Voicing "great disappointment" and suggesting that the nation's bankers had turned on him, the chairman of the House Banking Committee tabled indefinitely yesterday legislation intended to solve the Federal Reserve system's problem of declining membership.

With congressional leaders and the banking community sharply at odds over basic principles -- specifically, whether to keep membership in the Fed voluntary and offer financial incentive to encourage others to join, or to make membership mandatory -- Rep. Henry Reuss (D-Wis.) announced there would be no further action until "there is a consensus on the matter."

The decision to abandon the reform effort for the time being came after a morning of testimony from spokesmen for two leading banking groups -- the American Bankers Association and the Independent Bankers Association -- both of whom said their groups could not endorse any existing legislative proposals, including Reuss'.

ABA President John Perkins, reiterating his association's policy position decided on last week, ugred continuation of the Fed's voluntary membership policy but asked for lower reserve levels and payment of interest on reserves in order to lessen the burden of Fed membership.

Raymond Campbell, first vice president of the IBAA, said independent bankers couldn't support any of the pending bills because they had yet to hold their annual convention. But he objected to extending reserve requirements to savings and loan associations and credit unions -- a key feature of the Reuss proposal and one the ABA also opposes.

"We believe any such incorporation of these institutions in the system is unwarranted and unwise," said Campbell, adding that it would only "confuse and complicate matters."

Obviously distressed by the erosion of support for a bill which he thought the banking community had indicated to him that it could support, Reuss attacked the alternative the bankers were offering. He said the ABA's proposal would "continue reserve-dodging by 232 big banks and leave it to the good guys" to maintain the Fed's dwindling reserves.

He said, too, that the bankers' call for lower reserve levels could cost the government up to $2 billion in interest the Fed now earns on the reserves it holds for member banks. "Such a loss would clearly negate the Fed's ability to fight inflation and would add billions to the deficit," Reuss stated.

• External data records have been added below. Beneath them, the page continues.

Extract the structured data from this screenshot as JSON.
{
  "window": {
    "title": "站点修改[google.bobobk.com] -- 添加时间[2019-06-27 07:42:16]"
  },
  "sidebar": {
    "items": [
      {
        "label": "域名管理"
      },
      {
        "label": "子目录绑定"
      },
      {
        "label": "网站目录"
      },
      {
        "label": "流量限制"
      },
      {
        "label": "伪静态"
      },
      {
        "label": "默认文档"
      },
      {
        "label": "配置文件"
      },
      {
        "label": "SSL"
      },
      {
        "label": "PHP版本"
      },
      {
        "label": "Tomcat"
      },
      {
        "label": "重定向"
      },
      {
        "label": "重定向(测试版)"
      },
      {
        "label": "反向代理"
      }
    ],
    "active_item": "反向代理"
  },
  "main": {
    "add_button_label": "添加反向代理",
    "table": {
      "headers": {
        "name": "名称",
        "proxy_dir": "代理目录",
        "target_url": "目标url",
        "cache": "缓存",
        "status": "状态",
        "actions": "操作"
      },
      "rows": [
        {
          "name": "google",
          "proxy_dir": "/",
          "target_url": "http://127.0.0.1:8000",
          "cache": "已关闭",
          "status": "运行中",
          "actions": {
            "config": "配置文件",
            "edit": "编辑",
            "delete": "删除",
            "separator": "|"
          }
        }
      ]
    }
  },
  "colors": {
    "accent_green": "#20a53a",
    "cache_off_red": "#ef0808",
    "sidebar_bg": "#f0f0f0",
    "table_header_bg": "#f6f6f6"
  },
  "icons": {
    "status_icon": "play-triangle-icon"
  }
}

Defending the ABA plan, Perkins said Reuss' example was an extreme case, based on the bottom figure in a range of lower reserve levels proposed by the ABA. He also answered charged of windfall profits for banks in the event the Fed started paying interest on reserves, claiming that the additional revenue would be offset largely by an increase in the cost for Fed services now provided free to member banks.

But at the close of the hearings, it appeared that, after seven months, attempts by Reuss' staff and the bankers to reach a workable plan had reached an impasse. "There's lack of consensus on how to proceed," said a Reuss aide. "We thought they would accept a mandatory (reserve) policy, but now they have gelled against one."

Sen. William Proxmire (D-Wis.), chairman of the Banking Committee, has introduced a bill similar to the Reuss bill calling for a mandatory, uniform Fed reserve requirement for banks and, to a limited extent, for thrift institutions. Proxmire still is conducting hearings on the matter.

In announcing his decision to table action on House legislation, Reuss released a statement which said in part:

"My decision is prompted largely by the complete opposition of the American Bankers Association and other banking groups, and the ABA's alternative proposal that billions of dollars be transferred from the Treasury to the banks and that the Fed be left without adequate powers to fight inflation.

"It is clear that what I had hoped would be an amicable, agreed legislative process will instead become a pitched battle which could have very severe domestic and international complications."

At the same time, Reuss said he would direct the Fed and other regulatory agencies to begin to collect financial data from all depository institutions, rather than just from member institutions which until now had been the main source of information. This is one move all parties in the debate had agreed was necessary and desirable.

In related news yesterday:

Robert Carswell, deputy secretary of the Treasury, told Congress the Carter administration opposes immediate consolidation of the nation's three bank-regulating agencies and instead favors a more gradual approach. Carswell was testifying on a bill that would replace the Federal Reserve system, the comptroller of the currency and the Federal Deposit Insurance Corp. with a single five-member commission.

The U.S. League of Savings Association asked Congress to exempt the nation's 4,400 savings and loan associations from Federal Trade Commission regulations, citing overlapping and duplicatory jurisdiction by the FTC and the Federal Home Loan Bank Board.